The survey was translated into French and Kinyarwanda and back-translated into English to ensure fidelity. After ethical approval was obtained from the Kigali University Teaching Hospital Ethics Committee and the Duke University Health System Institutional Review Board, the survey instrument was converted to an electronic format using FileMaker Pro 11.0v2 (FileMaker Inc., Santa Clara, CA, USA) and uploaded to 3G iPads (Apple Inc., Cupertino, CA, USA) equipped with FileMaker Go 1.1 (FileMaker Inc., Santa Clara, CA, USA). An HTML script was written into the FileMaker Pro database in order to collect geospatial coordinates for each household using the iPads’ 3G connection.

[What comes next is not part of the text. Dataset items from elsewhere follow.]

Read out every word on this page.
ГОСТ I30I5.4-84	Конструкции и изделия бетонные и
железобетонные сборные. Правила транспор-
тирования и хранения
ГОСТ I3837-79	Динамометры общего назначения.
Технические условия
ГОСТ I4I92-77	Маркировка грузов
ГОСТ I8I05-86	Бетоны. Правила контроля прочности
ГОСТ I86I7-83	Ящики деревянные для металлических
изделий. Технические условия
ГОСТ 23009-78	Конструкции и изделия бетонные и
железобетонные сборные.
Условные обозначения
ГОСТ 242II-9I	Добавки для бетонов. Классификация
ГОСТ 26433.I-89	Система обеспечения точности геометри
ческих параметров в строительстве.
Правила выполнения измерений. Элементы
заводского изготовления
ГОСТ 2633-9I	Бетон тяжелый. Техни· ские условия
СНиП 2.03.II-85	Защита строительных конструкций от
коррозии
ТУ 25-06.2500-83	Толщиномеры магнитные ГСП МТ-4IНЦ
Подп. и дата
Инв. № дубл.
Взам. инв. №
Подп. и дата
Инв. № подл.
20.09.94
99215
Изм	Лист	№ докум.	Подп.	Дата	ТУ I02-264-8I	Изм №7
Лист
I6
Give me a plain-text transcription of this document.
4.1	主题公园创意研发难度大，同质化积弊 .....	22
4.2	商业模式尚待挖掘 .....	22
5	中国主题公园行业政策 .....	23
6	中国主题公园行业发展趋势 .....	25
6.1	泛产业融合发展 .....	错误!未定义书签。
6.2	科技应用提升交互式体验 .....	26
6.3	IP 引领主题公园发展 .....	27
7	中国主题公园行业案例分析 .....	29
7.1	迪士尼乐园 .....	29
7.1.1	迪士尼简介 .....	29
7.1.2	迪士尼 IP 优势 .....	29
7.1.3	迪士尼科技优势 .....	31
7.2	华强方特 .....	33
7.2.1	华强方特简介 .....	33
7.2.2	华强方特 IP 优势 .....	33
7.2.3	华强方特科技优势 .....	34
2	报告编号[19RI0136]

Following a week-long training period, six native Kinyarwanda speakers piloted the survey in non-sampled villages in Bugesera District to test for clarity and functionality. Based on feedback from respondents and data collectors, slight modifications were made to survey questions and FileMaker Pro programming.

Sampling and sample size

From a sampling frame of 580 villages in Bugesera District, 30 villages were randomly selected using the number of households from the 2002 census and probability proportional to size sampling methodology [24]. Data collectors were instructed to start at the main road at the edge of each village, approach the closest household, determine whether there was a woman within the household who met inclusion criteria (age 18–50 and obstetric delivery within previous three years), and obtain verbal informed consent. Data collectors systematically proceeded to the next household until they had either (a) approached every household, or (b) interviewed a total of 40 women in the village. With census data indicating a range of 26 to 306 households in sampled villages, an average household size of 4.5, and an estimated birth rate of 41 per 1,000 women, the cutoff of 40 women per village was chosen such that all eligible women would be enrolled from most villages while ensuring that the sample would not be dominated by a few large villages.

Data analysis

Completed survey instruments were downloaded from each iPad and exported from FileMaker Pro to Microsoft Excel (Microsoft Corporation, Redmond, WA, USA) on a nightly basis. Regular data quality assurance activities were conducted and faulty survey instruments were excluded from the final database. Statistical analyses were conducted using Stata 11.2 (StataCorp, College Station, TX, USA). The mode of the household geospatial coordinates in each village was used to describe the location of each study village. Using shape files obtained from Rwanda’s National Institute of Statistics, a distance analysis was run in ArcGIS 10.0 (Esri, Redlands, CA, USA) to calculate the distances traveled along roads between each village and its designated health center and Nyamata District Hospital.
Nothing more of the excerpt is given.